The 41st annual ODUNDE festival, the largest pan-African celebration on the East Coast of the United States, was held in Philadelphia on Sunday.
Always held on the second Sunday of June, ODUNDE is a celebration of the values, spirit, and cultural heritage of Black people, with Caribbean, African, Brazilian, and, of course, African-American attendees.
The festival is the brain child of Lois Fernandez who came up with the idea for the annual event after she visited Nigeria, West Africa, in 1972 and witnessed the Osun-Osogbo festival of the Yoruba-speaking people.

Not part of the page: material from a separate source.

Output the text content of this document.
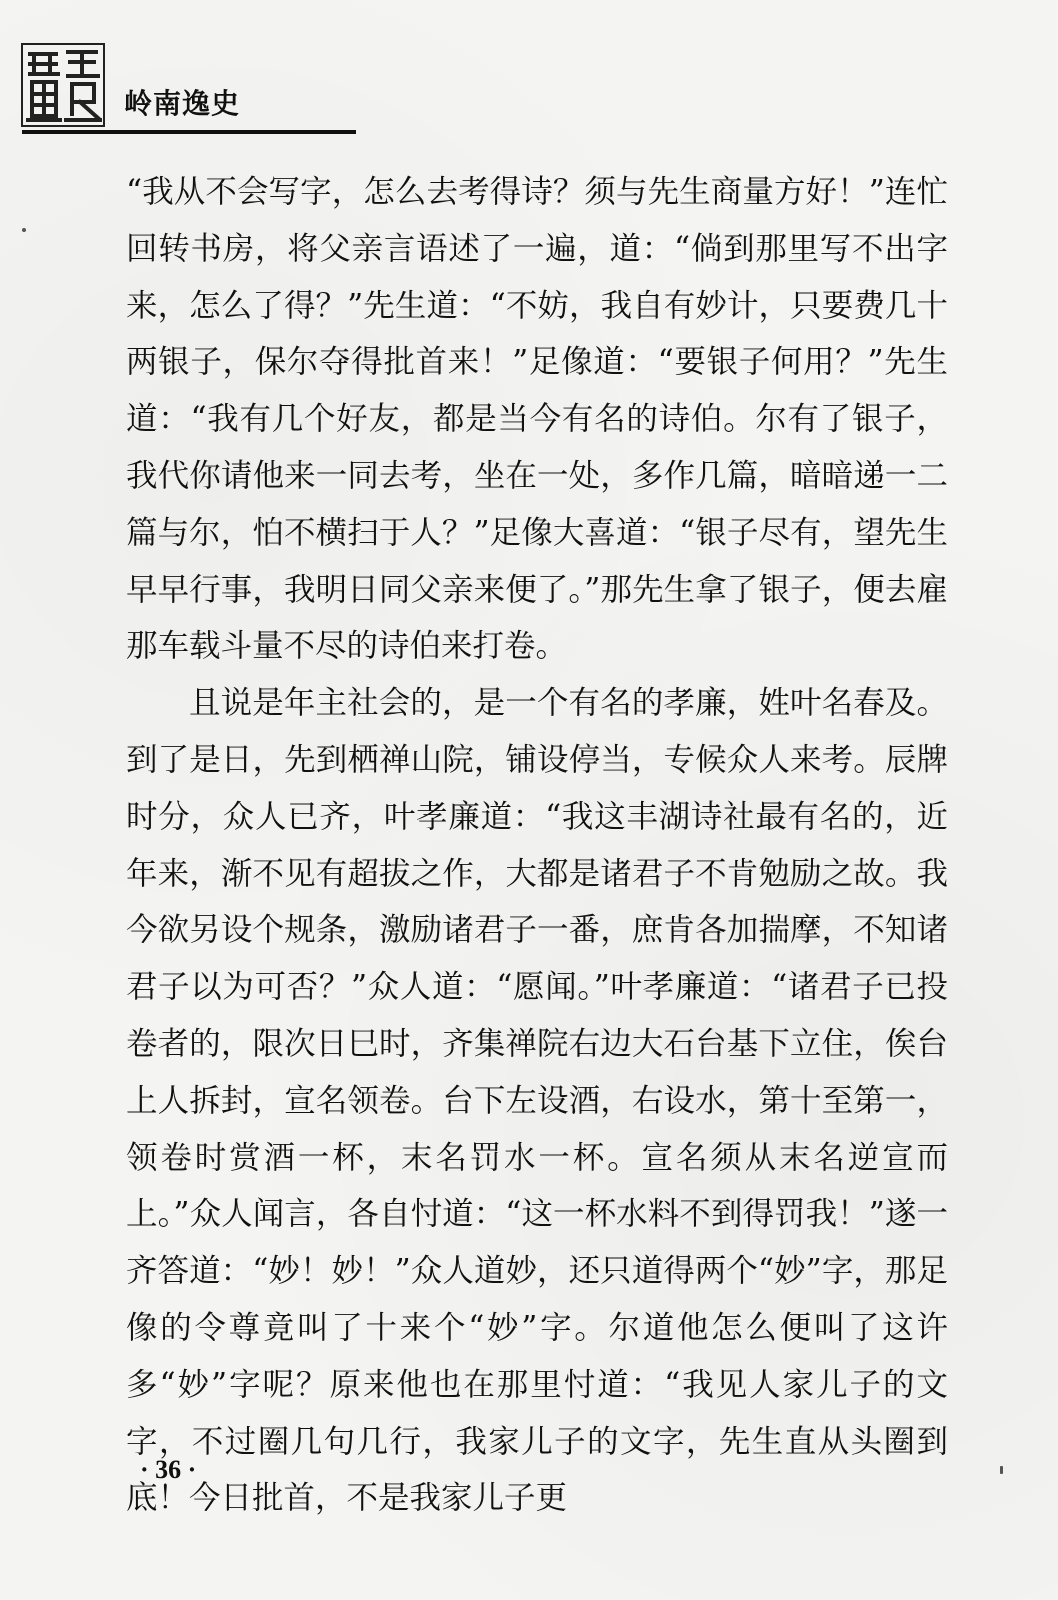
岭南逸史

“我从不会写字，怎么去考得诗？须与先生商量方好！”连忙回转书房，将父亲言语述了一遍，道：“倘到那里写不出字来，怎么了得？”先生道：“不妨，我自有妙计，只要费几十两银子，保尔夺得批首来！”足像道：“要银子何用？”先生道：“我有几个好友，都是当今有名的诗伯。尔有了银子，我代你请他来一同去考，坐在一处，多作几篇，暗暗递一二篇与尔，怕不横扫于人？”足像大喜道：“银子尽有，望先生早早行事，我明日同父亲来便了。”那先生拿了银子，便去雇那车载斗量不尽的诗伯来打卷。

且说是年主社会的，是一个有名的孝廉，姓叶名春及。到了是日，先到栖禅山院，铺设停当，专候众人来考。辰牌时分，众人已齐，叶孝廉道：“我这丰湖诗社最有名的，近年来，渐不见有超拔之作，大都是诸君子不肯勉励之故。我今欲另设个规条，激励诸君子一番，庶肯各加揣摩，不知诸君子以为可否？”众人道：“愿闻。”叶孝廉道：“诸君子已投卷者的，限次日巳时，齐集禅院右边大石台基下立住，俟台上人拆封，宣名领卷。台下左设酒，右设水，第十至第一，领卷时赏酒一杯，末名罚水一杯。宣名须从末名逆宣而上。”众人闻言，各自忖道：“这一杯水料不到得罚我！”遂一齐答道：“妙！妙！”众人道妙，还只道得两个“妙”字，那足像的令尊竟叫了十来个“妙”字。尔道他怎么便叫了这许多“妙”字呢？原来他也在那里忖道：“我见人家儿子的文字，不过圈几句几行，我家儿子的文字，先生直从头圈到底！今日批首，不是我家儿子更

· 36 ·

On Fernandez’s return to the United States, she held the first ODUNDE festival three years later in 1975. Odunde is a Yoruba word for “happy New Year,” and the celebrations are meant to usher in a new year for the pan-African community in the United States. For their part, festival organizers encourage the uppercase spelling of “ODUNDE” for emphasis.
The first edition of the ODUNDE festival was largely funded with the donations of friends and neighbors, and subsequent festivals have been supported by the city council.

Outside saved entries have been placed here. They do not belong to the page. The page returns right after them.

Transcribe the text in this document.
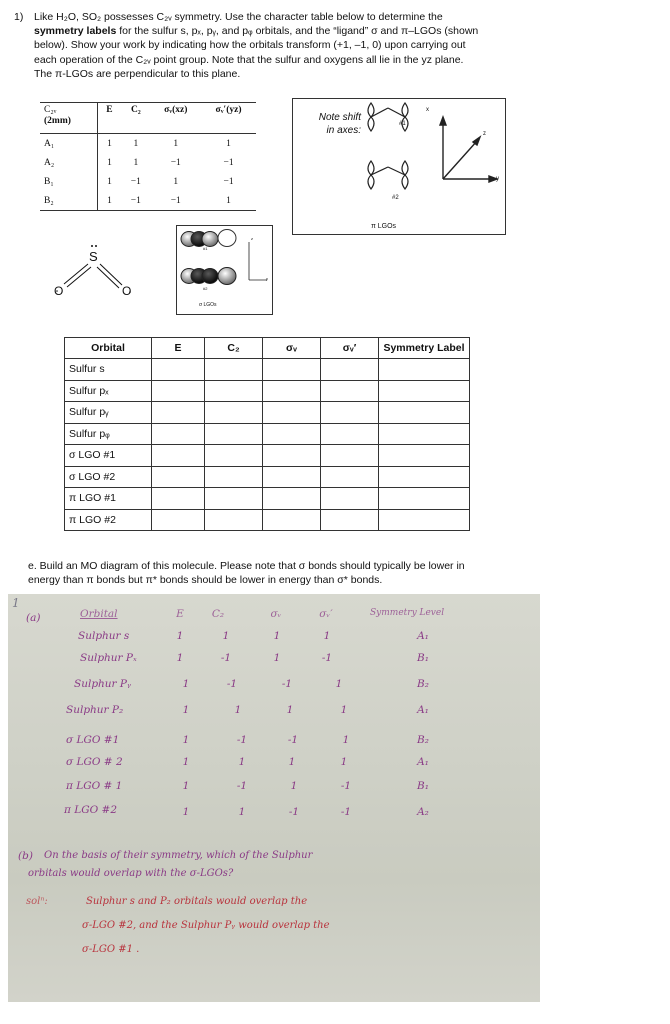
1) Like H₂O, SO₂ possesses C₂ᵥ symmetry. Use the character table below to determine the
symmetry labels for the sulfur s, pₓ, pᵧ, and pᵩ orbitals, and the “ligand” σ and π–LGOs (shown
below). Show your work by indicating how the orbitals transform (+1, –1, 0) upon carrying out
each operation of the C₂ᵥ point group. Note that the sulfur and oxygens all lie in the yz plane.
The π-LGOs are perpendicular to this plane.
C₂ᵥ
(2mm)	E	C₂	σᵥ(xz)	σᵥ′(yz)
A₁	1	1	1	1
A₂	1	1	−1	−1
B₁	1	−1	1	−1
B₂	1	−1	−1	1
Note shift
in axes:
#1
#2
x
y
z
π LGOs
#1
#2
z
y
σ LGOs
S
O	O
Orbital	E	C₂	σᵥ	σᵥ′	Symmetry Label
Sulfur s					
Sulfur pₓ					
Sulfur pᵧ					
Sulfur pᵩ					
σ LGO #1					
σ LGO #2					
π LGO #1					
π LGO #2					
e. Build an MO diagram of this molecule. Please note that σ bonds should typically be lower in
energy than π bonds but π* bonds should be lower in energy than σ* bonds.
1
(a)	Orbital	E	C₂	σᵥ	σᵥ′	Symmetry Level
Sulphur s	1	1	1	1	A₁
Sulphur Pₓ	1	-1	1	-1	B₁
Sulphur Pᵧ	1	-1	-1	1	B₂
Sulphur P₂	1	1	1	1	A₁
σ LGO #1	1	-1	-1	1	B₂
σ LGO # 2	1	1	1	1	A₁
π LGO # 1	1	-1	1	-1	B₁
π LGO #2	1	1	-1	-1	A₂
(b) On the basis of their symmetry, which of the Sulphur
orbitals would overlap with the σ-LGOs?
solⁿ:	Sulphur s and P₂ orbitals would overlap the
σ-LGO #2, and the Sulphur Pᵧ would overlap the
σ-LGO #1 .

This year’s edition of the ODUNDE festival had a very special guest with the Ooni of Ife, his Imperial Majesty Oba Adeyeye Enitan Ogunwusi and his wife, Olori Wuraola.
In Nigeria, Ile-Ife town is regarded as the cradle of all Yoruba people. The Ooni of Ife is regarded as the traditional and spiritual head of the Yoruba people around the world. He is a direct descendant of Oduduwa, the founder and ancestral father of Yoruba-speaking people.

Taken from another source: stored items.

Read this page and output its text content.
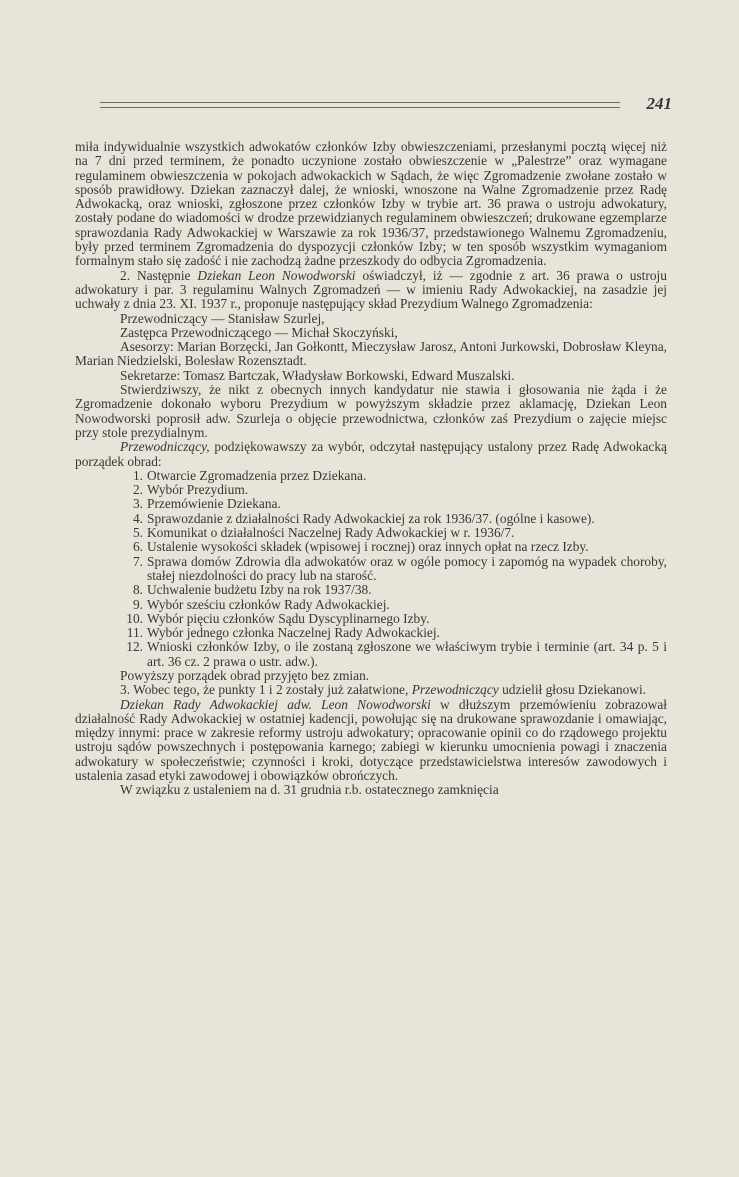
241

miła indywidualnie wszystkich adwokatów członków Izby obwieszczeniami, przesłanymi pocztą więcej niż na 7 dni przed terminem, że ponadto uczynione zostało obwieszczenie w „Palestrze” oraz wymagane regulaminem obwieszczenia w pokojach adwokackich w Sądach, że więc Zgromadzenie zwołane zostało w sposób prawidłowy. Dziekan zaznaczył dalej, że wnioski, wnoszone na Walne Zgromadzenie przez Radę Adwokacką, oraz wnioski, zgłoszone przez członków Izby w trybie art. 36 prawa o ustroju adwokatury, zostały podane do wiadomości w drodze przewidzianych regulaminem obwieszczeń; drukowane egzemplarze sprawozdania Rady Adwokackiej w Warszawie za rok 1936/37, przedstawionego Walnemu Zgromadzeniu, były przed terminem Zgromadzenia do dyspozycji członków Izby; w ten sposób wszystkim wymaganiom formalnym stało się zadość i nie zachodzą żadne przeszkody do odbycia Zgromadzenia.

2. Następnie Dziekan Leon Nowodworski oświadczył, iż — zgodnie z art. 36 prawa o ustroju adwokatury i par. 3 regulaminu Walnych Zgromadzeń — w imieniu Rady Adwokackiej, na zasadzie jej uchwały z dnia 23. XI. 1937 r., proponuje następujący skład Prezydium Walnego Zgromadzenia:

Przewodniczący — Stanisław Szurlej,

Zastępca Przewodniczącego — Michał Skoczyński,

Asesorzy: Marian Borzęcki, Jan Gołkontt, Mieczysław Jarosz, Antoni Jurkowski, Dobrosław Kleyna, Marian Niedzielski, Bolesław Rozensztadt.

Sekretarze: Tomasz Bartczak, Władysław Borkowski, Edward Muszalski.

Stwierdziwszy, że nikt z obecnych innych kandydatur nie stawia i głosowania nie żąda i że Zgromadzenie dokonało wyboru Prezydium w powyższym składzie przez aklamację, Dziekan Leon Nowodworski poprosił adw. Szurleja o objęcie przewodnictwa, członków zaś Prezydium o zajęcie miejsc przy stole prezydialnym.

Przewodniczący, podziękowawszy za wybór, odczytał następujący ustalony przez Radę Adwokacką porządek obrad:

1. Otwarcie Zgromadzenia przez Dziekana.
2. Wybór Prezydium.
3. Przemówienie Dziekana.
4. Sprawozdanie z działalności Rady Adwokackiej za rok 1936/37. (ogólne i kasowe).
5. Komunikat o działalności Naczelnej Rady Adwokackiej w r. 1936/7.
6. Ustalenie wysokości składek (wpisowej i rocznej) oraz innych opłat na rzecz Izby.
7. Sprawa domów Zdrowia dla adwokatów oraz w ogóle pomocy i zapomóg na wypadek choroby, stałej niezdolności do pracy lub na starość.
8. Uchwalenie budżetu Izby na rok 1937/38.
9. Wybór sześciu członków Rady Adwokackiej.
10. Wybór pięciu członków Sądu Dyscyplinarnego Izby.
11. Wybór jednego członka Naczelnej Rady Adwokackiej.
12. Wnioski członków Izby, o ile zostaną zgłoszone we właściwym trybie i terminie (art. 34 p. 5 i art. 36 cz. 2 prawa o ustr. adw.).

Powyższy porządek obrad przyjęto bez zmian.

3. Wobec tego, że punkty 1 i 2 zostały już załatwione, Przewodniczący udzielił głosu Dziekanowi.

Dziekan Rady Adwokackiej adw. Leon Nowodworski w dłuższym przemówieniu zobrazował działalność Rady Adwokackiej w ostatniej kadencji, powołując się na drukowane sprawozdanie i omawiając, między innymi: prace w zakresie reformy ustroju adwokatury; opracowanie opinii co do rządowego projektu ustroju sądów powszechnych i postępowania karnego; zabiegi w kierunku umocnienia powagi i znaczenia adwokatury w społeczeństwie; czynności i kroki, dotyczące przedstawicielstwa interesów zawodowych i ustalenia zasad etyki zawodowej i obowiązków obrończych.

W związku z ustaleniem na d. 31 grudnia r.b. ostatecznego zamknięcia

The ODUNDE festival is a one-day event that begins around 10 a.m. with a procession of celebrants mostly dressed in white (the colors of the Osun deity), drumming and dancing along South Street on their way to the Schuylkill river, where they offer sacrifices of fruits, flowers, and money to Osun, the Yoruba river goddess, and pray for prosperity and fertility.
The rest of the day’s activities include street market exhibitions with African vendors who sell crafts, fabrics, jewelry, and food. A general showcase of African culture simultaneously takes center stage, with presentations of rap music, African traditional chanting, and praise singing.
African Americans’ renewed interest in their cultural heritage makes them gravitate toward the ODUNDE festival. Consequently, the festival has grown exponentially despite repeated calls for its cancellation or removal from its traditional location at the intersection of South Street and Grays Ferry Avenue.
Today, the ODUNDE festival includes a range of pre-festival activities, such as symposiums, workshops, and opportunities for building a robust pan-African network.